Friday, March 01, 2013


The only time there was likely any input from the editor or the publisher on the comics created, written, and illustrated by Jack Kirby and Steve Ditko was on the occasion of crossover stories. To pump up sales on other titles and to make sure that the casual reader realized that the company's new characters were all under one umbrella and not associated with a rival publisher, there was likely the suggestion that each creator use characters from other books within their titles.

Thus, Steve Ditko might use Daredevil in a storyline. Or Joe Orlando might use Ben Grimm in Daredevil.

But it was Jack Kirby who seemed most adept at this type of thing.

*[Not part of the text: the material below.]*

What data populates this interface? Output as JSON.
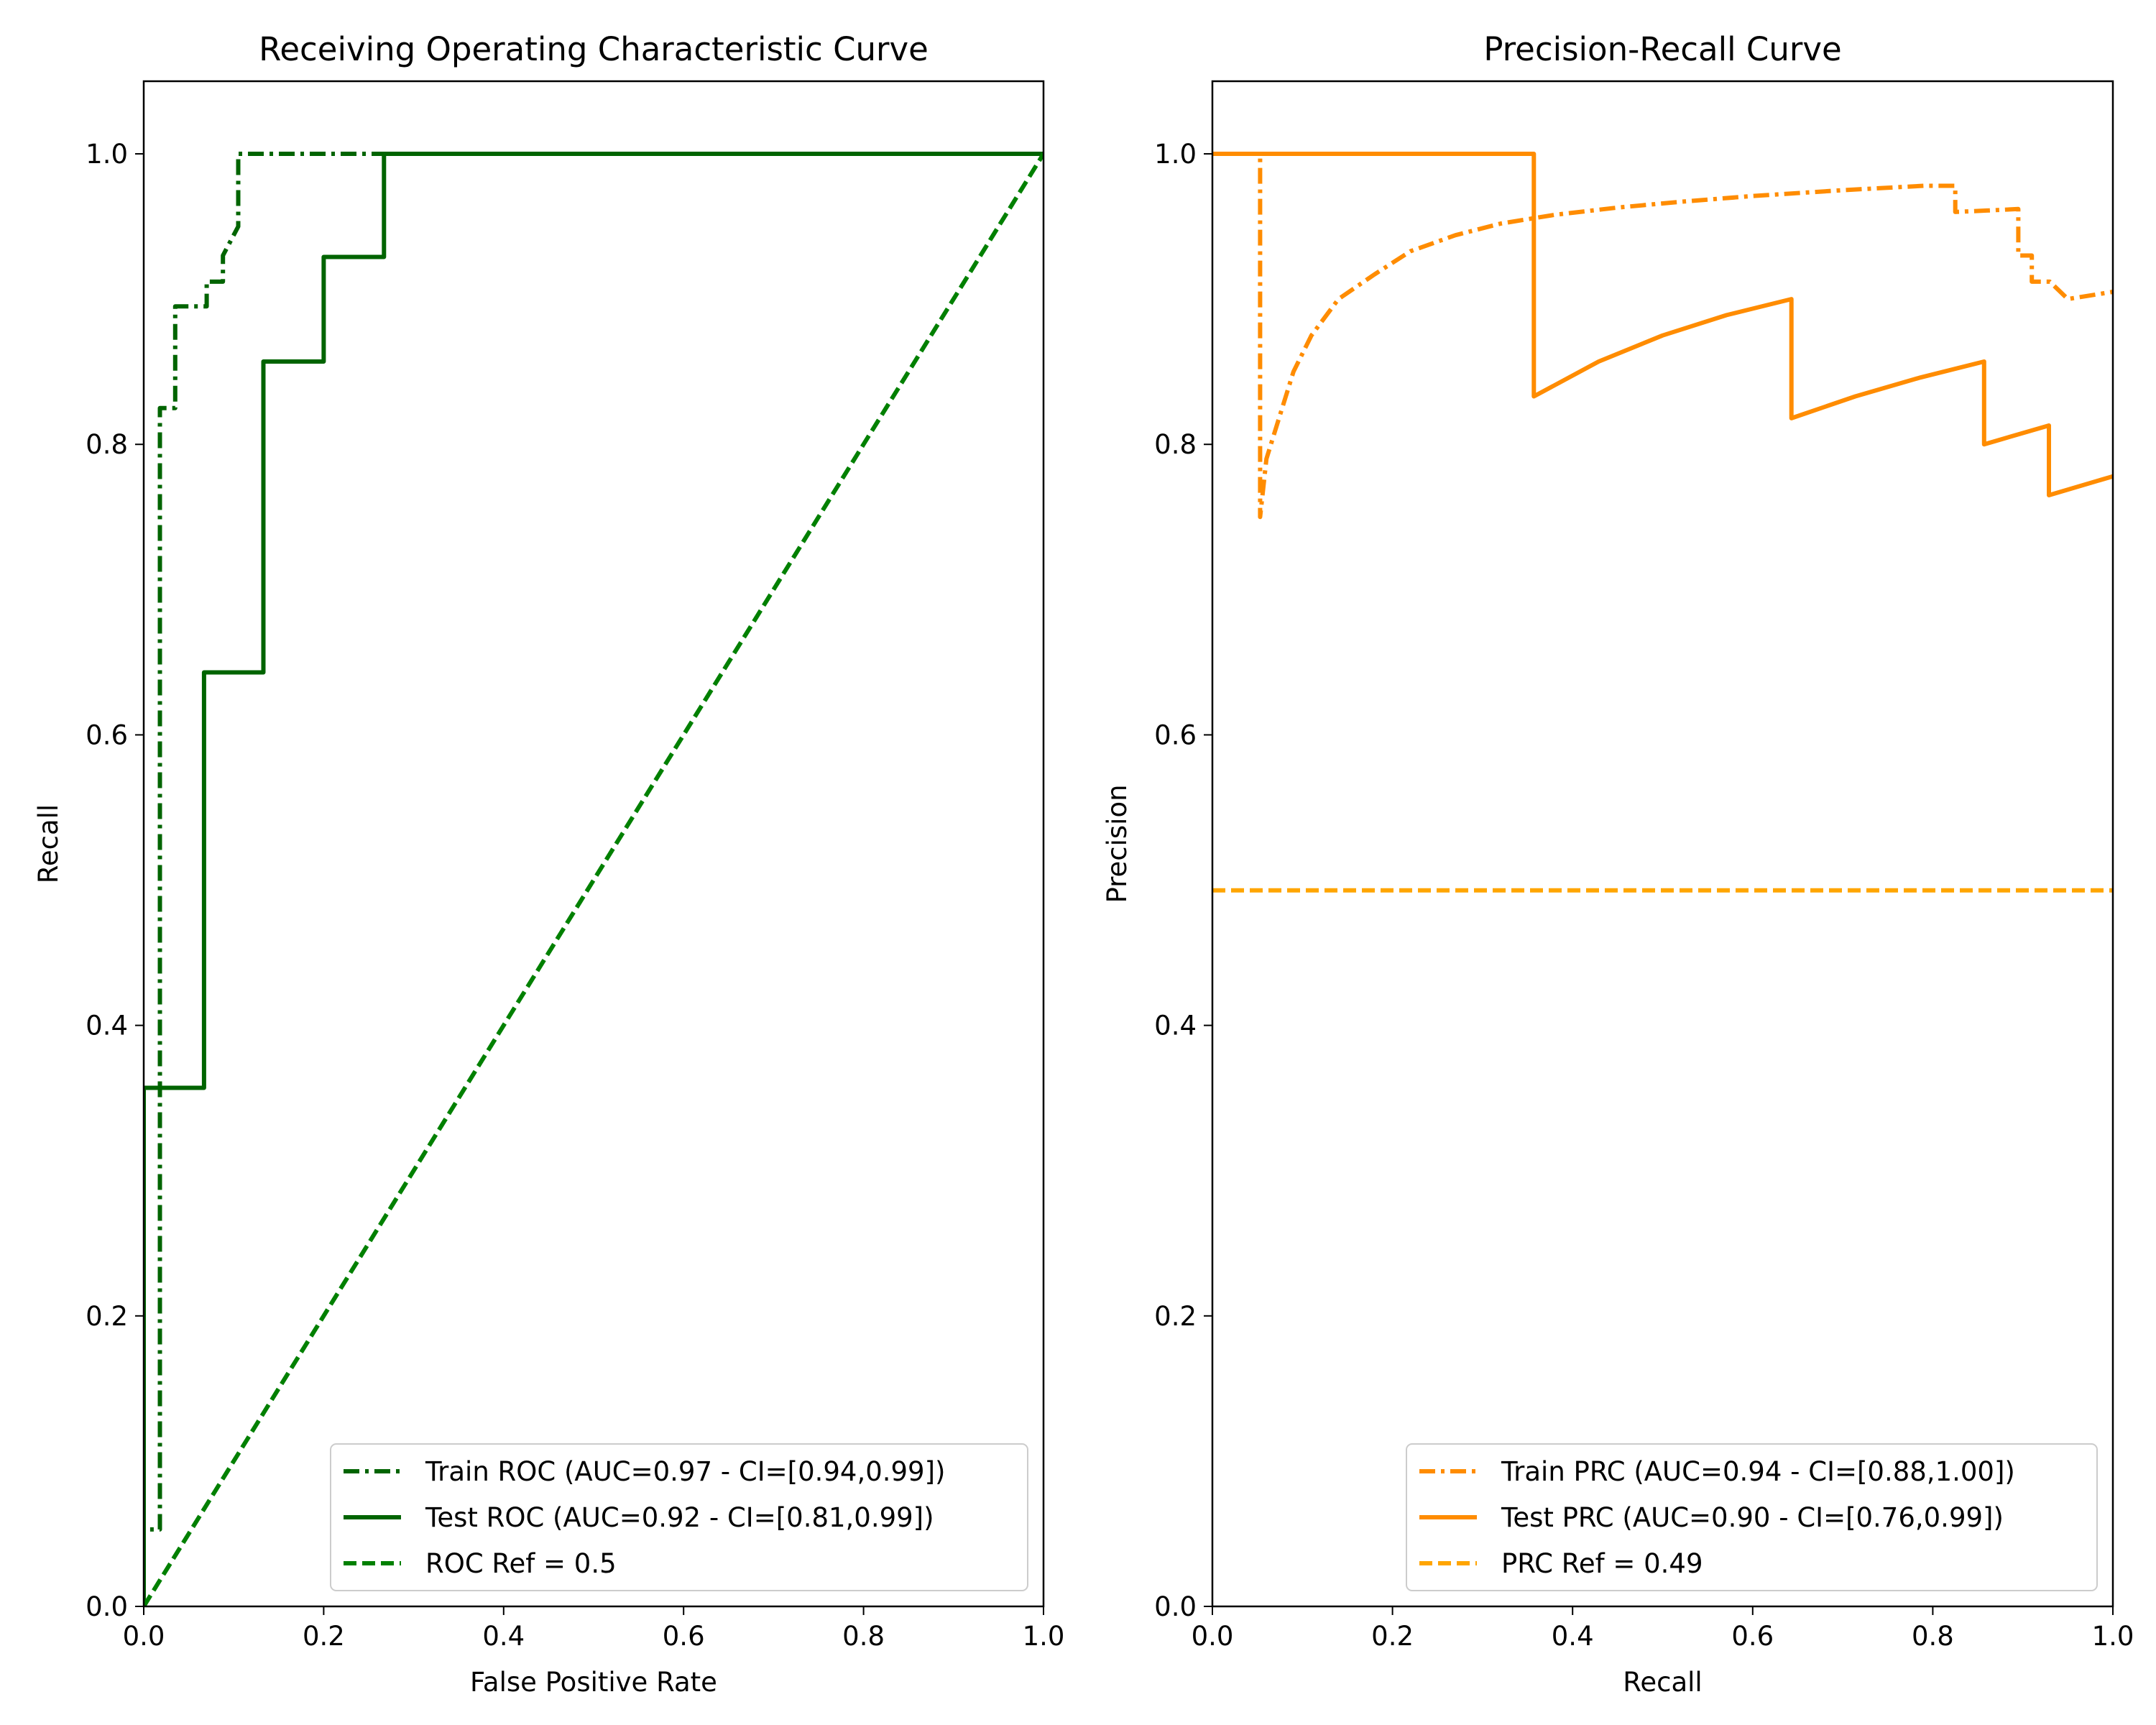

Or it could even be that it was his idea to maintain all of the characters within a single Marvel "universe".

Kirby was already using both the Human Torch (created by Carl Burgos) and the Sub-Mariner (created by Bill Everett) in the FANTASTIC FOUR title. In fact, within the first 33 issues of FF, Prince Namor had made no less than six appearances, rivaling him with Dr. Doom as the most utilized antagonist on the title to that point. Of course Namor wasn't precisely a villain. He was already a quasi-good guy. More of an anti-hero than a true villain. Of course this was the way Everett had first shown him to be as far back as 1938, so Kirby understood that was the way the character should be handled.

In the issue I cite here, #27, Kirby uses not only the Sub-Mariner, but also Steve Ditko's creation, Dr. Strange. Perhaps he just wanted to borrow Ditko's character for the yarn, but I'm betting that Goodman wanted the crossover to help pick up sales of STRANGE TALES which featured not only the Human Torch, but also Dr. Strange. I would be curious to hear from some comic book historians to understand how this story--and others like it--came about.

My copy of FF #27
Kirby had long meant for Susan Storm to be a sex symbol. He constantly used her as such, often making her a damsel in distress in the storylines. It was only after he gave her new powers--the ability to make things other than herself invisible, and to create powerful invisible force fields--that she ceased to be used as such and became at least the equal of the other members in power and ability. By the time #27 was out, Susan had only five issues under her belt with her new-found force field powers. She does use them briefly in this issue.

Kirby kept open the mystery of who was physically the most powerful character in the early Marvel Universe. Was it Ben Grimm? Was it the Sub-Mariner? The Hulk? Thor? It kept the readers coming back and created endless debate within fandom. And we see in this issue the constant romantic triangle between Susan Storm, Reed Richards, and Price Namor.

Dr. Strange makes his appearance and agrees to aid the Fantastic Four.

George Bell was not the best inker Kirby had. Not the worst, but he just didn't have the skill to maximize Kirby's brilliant layouts and pencils.

1 comment:

Kirk G said...

It seems to me that the FF really took off with #25...and the almost constant cross-overs and gueststars that mark the next year of the series. The Hulk and Avengers in 25, 26, Namor in 27, X-men in 28, Watcher in 29, Avengers in 31, Namor in 33, and colorful characters with heavy Chic Stone inks. All worked to increase the popularity and visibility of the series. Maybe Mark Evanier can shed some light on this period.